A ESTRIBOR
Juan Carlos Cal y Mayor
LA RAZA CÓSMICA
Hace exactamente un siglo, José Vasconcelos publicó La raza cósmica, un ensayo que intentaba explicar y proyectar la identidad de México y de América Latina desde una visión afirmativa del mestizaje. En un tiempo dominado por el racismo “científico” y las jerarquías civilizatorias impuestas desde Europa, Vasconcelos propuso que el mestizaje no era defecto, sino destino: una síntesis histórica capaz de dar origen a una nueva civilización, más humana, más espiritual.
No era un simple ejercicio filosófico. Vasconcelos escribía desde el poder, como secretario de Educación Pública, como impulsor del muralismo, de las bibliotecas públicas y de la alfabetización. En él se unían el intelectual, el pedagogo y el ideólogo de un México que, tras la Revolución, buscaba narrarse a sí mismo con orgullo y vocación de futuro. Su idea del mestizaje no era solo un acto de reconciliación, sino de elevación: una apuesta por la dignidad de una nación hecha de mezcla y contradicción.
De ahí también el lema que dio vida a la Universidad Nacional: Por mi raza hablará el espíritu. No se refería a una “raza” en términos biológicos, sino a una comunidad histórica nacida de la fusión. Y el espíritu que debía hablar era el del arte, la filosofía, la ciencia, la educación entendida como misión cultural. Vasconcelos soñaba con una universidad que no solo formara profesionistas, sino conciencias; que no solo distribuyera saber, sino sentido.

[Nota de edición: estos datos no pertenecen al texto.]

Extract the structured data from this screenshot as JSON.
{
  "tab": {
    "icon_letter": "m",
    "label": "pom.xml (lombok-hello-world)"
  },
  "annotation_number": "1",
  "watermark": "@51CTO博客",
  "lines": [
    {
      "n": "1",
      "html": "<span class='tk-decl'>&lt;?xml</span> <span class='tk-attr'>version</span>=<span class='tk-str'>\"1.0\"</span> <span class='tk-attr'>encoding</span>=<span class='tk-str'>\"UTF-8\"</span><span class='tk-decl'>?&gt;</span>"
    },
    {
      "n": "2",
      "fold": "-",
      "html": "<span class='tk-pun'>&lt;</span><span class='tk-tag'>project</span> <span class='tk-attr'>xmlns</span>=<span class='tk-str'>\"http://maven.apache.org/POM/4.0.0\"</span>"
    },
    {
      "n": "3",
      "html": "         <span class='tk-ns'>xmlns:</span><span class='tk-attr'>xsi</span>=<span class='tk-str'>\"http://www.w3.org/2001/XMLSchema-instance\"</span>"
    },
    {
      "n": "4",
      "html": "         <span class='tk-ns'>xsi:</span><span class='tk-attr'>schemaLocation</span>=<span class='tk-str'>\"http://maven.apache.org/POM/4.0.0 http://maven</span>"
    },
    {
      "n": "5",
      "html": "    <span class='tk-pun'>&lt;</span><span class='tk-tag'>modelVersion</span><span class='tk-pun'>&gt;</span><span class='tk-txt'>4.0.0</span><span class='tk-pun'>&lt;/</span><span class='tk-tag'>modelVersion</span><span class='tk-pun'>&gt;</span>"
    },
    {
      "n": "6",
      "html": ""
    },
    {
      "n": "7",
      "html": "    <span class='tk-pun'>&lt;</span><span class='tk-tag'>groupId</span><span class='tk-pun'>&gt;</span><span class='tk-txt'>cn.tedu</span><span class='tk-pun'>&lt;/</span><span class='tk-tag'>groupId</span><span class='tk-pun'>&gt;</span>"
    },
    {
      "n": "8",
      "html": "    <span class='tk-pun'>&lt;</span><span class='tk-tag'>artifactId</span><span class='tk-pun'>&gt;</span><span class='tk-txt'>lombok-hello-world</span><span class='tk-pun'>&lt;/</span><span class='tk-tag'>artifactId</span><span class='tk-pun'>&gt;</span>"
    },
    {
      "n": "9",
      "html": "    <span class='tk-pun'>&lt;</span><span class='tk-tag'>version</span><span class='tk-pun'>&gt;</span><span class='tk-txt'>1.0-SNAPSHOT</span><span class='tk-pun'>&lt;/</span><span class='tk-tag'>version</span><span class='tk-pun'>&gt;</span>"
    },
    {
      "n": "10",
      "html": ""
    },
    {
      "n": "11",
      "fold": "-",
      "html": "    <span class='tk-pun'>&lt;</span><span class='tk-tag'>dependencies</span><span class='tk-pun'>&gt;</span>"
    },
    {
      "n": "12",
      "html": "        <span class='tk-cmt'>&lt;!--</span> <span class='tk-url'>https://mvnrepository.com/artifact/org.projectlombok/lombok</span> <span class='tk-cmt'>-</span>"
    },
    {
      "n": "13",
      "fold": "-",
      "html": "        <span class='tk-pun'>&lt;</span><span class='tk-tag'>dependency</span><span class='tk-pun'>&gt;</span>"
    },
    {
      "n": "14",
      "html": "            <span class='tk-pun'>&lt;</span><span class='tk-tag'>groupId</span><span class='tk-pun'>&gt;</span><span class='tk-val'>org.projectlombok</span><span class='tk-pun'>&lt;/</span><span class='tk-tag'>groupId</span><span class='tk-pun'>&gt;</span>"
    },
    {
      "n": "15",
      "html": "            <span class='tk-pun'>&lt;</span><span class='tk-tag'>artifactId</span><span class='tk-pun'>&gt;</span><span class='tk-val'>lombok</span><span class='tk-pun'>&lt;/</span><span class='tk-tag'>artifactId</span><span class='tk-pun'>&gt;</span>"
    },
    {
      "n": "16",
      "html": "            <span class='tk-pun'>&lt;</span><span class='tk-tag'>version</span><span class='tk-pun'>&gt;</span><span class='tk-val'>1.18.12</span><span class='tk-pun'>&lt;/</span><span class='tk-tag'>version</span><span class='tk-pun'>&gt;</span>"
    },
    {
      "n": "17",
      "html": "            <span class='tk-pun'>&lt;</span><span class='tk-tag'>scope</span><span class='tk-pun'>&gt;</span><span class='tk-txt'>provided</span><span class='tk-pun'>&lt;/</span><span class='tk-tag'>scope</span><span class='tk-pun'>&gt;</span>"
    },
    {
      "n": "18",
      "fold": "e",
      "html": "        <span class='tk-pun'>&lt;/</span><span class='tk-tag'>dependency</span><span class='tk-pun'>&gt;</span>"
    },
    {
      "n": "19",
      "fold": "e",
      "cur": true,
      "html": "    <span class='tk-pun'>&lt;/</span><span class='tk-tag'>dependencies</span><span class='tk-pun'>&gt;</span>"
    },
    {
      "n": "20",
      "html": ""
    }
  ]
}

Tras el vendaval de la Revolución, los gobiernos surgidos del conflicto entendieron que hacía falta algo más que control político y reformas legales para reconstruir el país: era necesario forjar una identidad nacional que ofreciera cohesión y sentido de pertenencia. En un México diverso, desigual y profundamente herido por la violencia, esa tarea no era menor. La nación no podía construirse solo sobre ruinas y cadáveres; requería símbolos, relatos compartidos, y un horizonte común que permitiera pasar del campo de batalla a la vida civil.
En esa misión, el Estado postrevolucionario echó mano de todo lo que pudo representar unidad: la educación pública como vehículo de integración cultural, el muralismo como epopeya visual del mestizaje, y los mitos fundacionales que convirtieron a la Revolución en una gesta redentora, más que en una guerra entre facciones. La figura de Benito Juárez fue elevada a icono civilizador, y el “mexicano” ideal comenzó a tomar forma en los corridos, las películas y los desfiles cívicos. Se construyó una mexicanidad desde el oficialismo que combinaba elementos indígenas, coloniales y revolucionarios, no exenta de contradicciones, pero útil para los fines del poder.
Detrás de esta narrativa no solo había un proyecto cultural, sino también uno político. Un país que no sabe quién es difícilmente puede decidir hacia dónde va. La identidad nacional se volvió el pegamento necesario para sostener un régimen que, en nombre de la Revolución, prometía justicia social y desarrollo. Con sus luces y sombras, ese relato nos sigue habitando: está en las aulas, en los himnos, en los murales y en las memorias cívicas de cada año. Quizá hoy, ante la fragmentación contemporánea, convenga preguntarse qué tanto de aquella construcción simbólica sigue vigente… y qué tanto necesitamos reinventar.
Vasconcelos, el mismo hombre que soñó con una civilización mestiza terminó, años después, simpatizando con el fascismo europeo. Tras su derrota en las elecciones presidenciales de 1929, que consideró fraudulentas, cayó en un desencanto profundo. Se sintió traicionado por el sistema político, marginado del rumbo de la nación que él había intentado edificar. Y desde ese desencanto, giró hacia formas de pensamiento autoritarias, jerárquicas y antisemitas.
¿Cómo entender ese tránsito? Tal vez como la tragedia de un hombre que, al ver frustrada su utopía, buscó refugio en el mito del orden. Un pensador que pasó de imaginar una civilización incluyente, a justificar formas brutales de exclusión. El Vasconcelos pedagogo y el Vasconcelos reaccionario no se contradicen tanto como parecen: ambos comparten la convicción de que la historia tiene un rumbo, una misión y un alma, aunque sus métodos cambien radicalmente.
Lo que queda, sin embargo, es su legado más luminoso: la defensa del mestizaje como fuente de identidad y no como estigma. La idea de que América Latina no debe pedir permiso para existir, ni avergonzarse de su fusión, sino reivindicarla como proyecto civilizatorio.
A un siglo de distancia, La raza cósmica puede leerse con distancia crítica, pero también con gratitud. Porque aun con sus excesos, nos sigue recordando que la identidad no es pureza, sino fusión; no imposición, sino encuentro.